On Wednesday, 83 writers wrote an open letter to Winfrey asking her to rescind the book from her book club. 

“This letter is not written to attack Cummins, a fellow writer whose intentions we can’t know,” the letter read. “But good intentions do not make good literature, particularly not when the execution is so faulty, and the outcome so harmful.”

The letter went on to describe a scene at a recent book release party, which used barbed wire on its centerpieces. The writers found “the machinery of US immigration used as festive adornment” as insensitive and fear more events such as those would take place if the book remained on Oprah’s Book Club. 

“This is not a letter calling for silencing, nor censoring,” the letter read. “But in a time of widespread misinformation, fearmongering, and white-supremacist propaganda related to immigration and to our border, in a time when adults and children are dying in US immigration cages, we believe that a novel blundering so badly in its depiction of marginalized, oppressed people should not be lifted up.”

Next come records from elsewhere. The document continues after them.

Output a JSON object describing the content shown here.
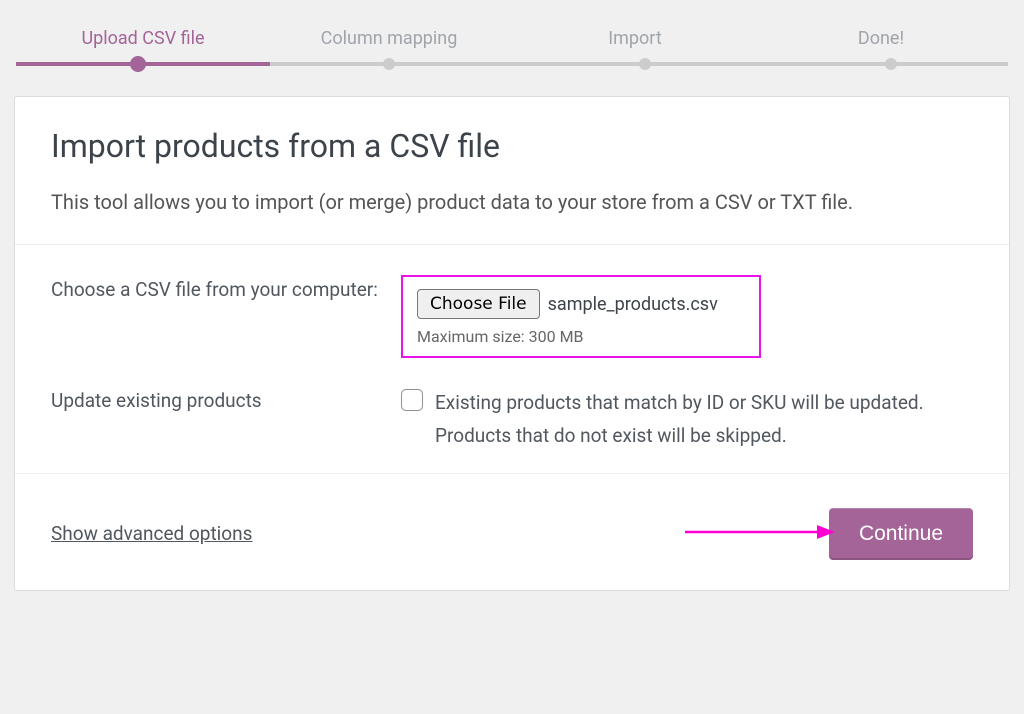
{
  "stepper": {
    "steps": [
      "Upload CSV file",
      "Column mapping",
      "Import",
      "Done!"
    ],
    "activeIndex": 0
  },
  "header": {
    "title": "Import products from a CSV file",
    "subtitle": "This tool allows you to import (or merge) product data to your store from a CSV or TXT file."
  },
  "form": {
    "fileRow": {
      "label": "Choose a CSV file from your computer:",
      "buttonLabel": "Choose File",
      "selectedFile": "sample_products.csv",
      "hint": "Maximum size: 300 MB"
    },
    "updateRow": {
      "label": "Update existing products",
      "checked": false,
      "description": "Existing products that match by ID or SKU will be updated. Products that do not exist will be skipped."
    }
  },
  "footer": {
    "advancedLink": "Show advanced options",
    "continueLabel": "Continue"
  },
  "colors": {
    "accent": "#a46497",
    "highlight": "#e815e8"
  }
}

In the statement, Miller apologized for the centerpiece and for claiming the novel "defined the migrant experience" and for referencing Cummins's husband as an undocumented immigrant but not clarifying that he is from Ireland. 

Cummins has not publicly responded to criticism of her book, but Miller said Flatiron Books is working on a series of “townhall meetings” where the author will respond to objections. 

“Rather than run away from this conversation, we want to move towards a solution,” Miller said in the statement.

“For that reason, we will be organizing a series of townhall meetings, where Jeanine will be joined by some of the groups who have raised objections to the book. We believe that this provides an opportunity to come together and unearth difficult truths to help us move forward as a community.”